On a Free Boundary Model for Three-Dimensional MEMS with a Hinged Top Plate II: Parabolic Case

TL;DR

This paper models a 3D MEMS device with a hinged top plate using a coupled parabolic PDE system, proving local and global well-posedness and analyzing singularity formation.

Contribution

It introduces a new free boundary model for 3D MEMS with a hinged top plate and establishes well-posedness and singularity results for the system.

Findings

Proved local well-posedness of the model.

Established global existence for small voltages.

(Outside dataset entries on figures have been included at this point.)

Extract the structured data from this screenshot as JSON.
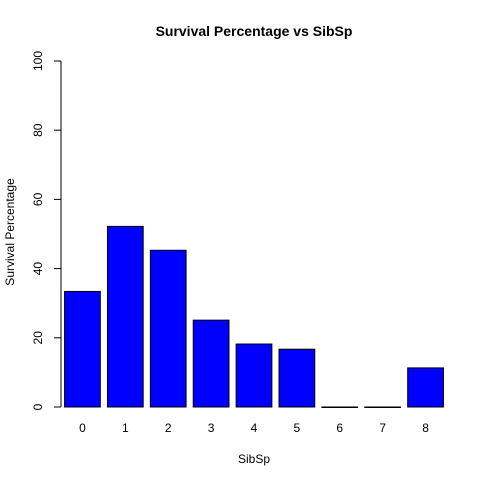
{
  "chart_data": {
    "type": "bar",
    "title": "Survival Percentage vs SibSp",
    "xlabel": "SibSp",
    "ylabel": "Survival Percentage",
    "categories": [
      "0",
      "1",
      "2",
      "3",
      "4",
      "5",
      "6",
      "7",
      "8"
    ],
    "values": [
      33.4,
      52.2,
      45.3,
      25.1,
      18.2,
      16.7,
      0,
      0,
      11.3
    ],
    "ylim": [
      0,
      100
    ],
    "yticks": [
      "0",
      "20",
      "40",
      "60",
      "80",
      "100"
    ],
    "bar_color": "#0000ff",
    "bar_border_color": "#000000",
    "grid": false,
    "legend": false
  }
}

Identified touchdown as the only finite-time singularity.

Abstract

A parabolic free boundary problem modeling a three-dimensional electrostatic MEMS device is investigated. The device is made of a rigid ground plate and an elastic top plate which is hinged at its boundary, the plates being held at different voltages. The model couples a fourth-order semilinear parabolic equation for the deformation of the top plate to a Laplace equation for the electrostatic potential in the device. The strength of the coupling is tuned by a parameter $\lambda$ which is proportional to the square of the applied voltage difference. It is proven that the model is locally well-posed in time and that, for $\lambda$ sufficiently small, solutions exist globally in time. In addition, touchdown of the top plate on the ground plate is shown to be the only possible finite time singularity.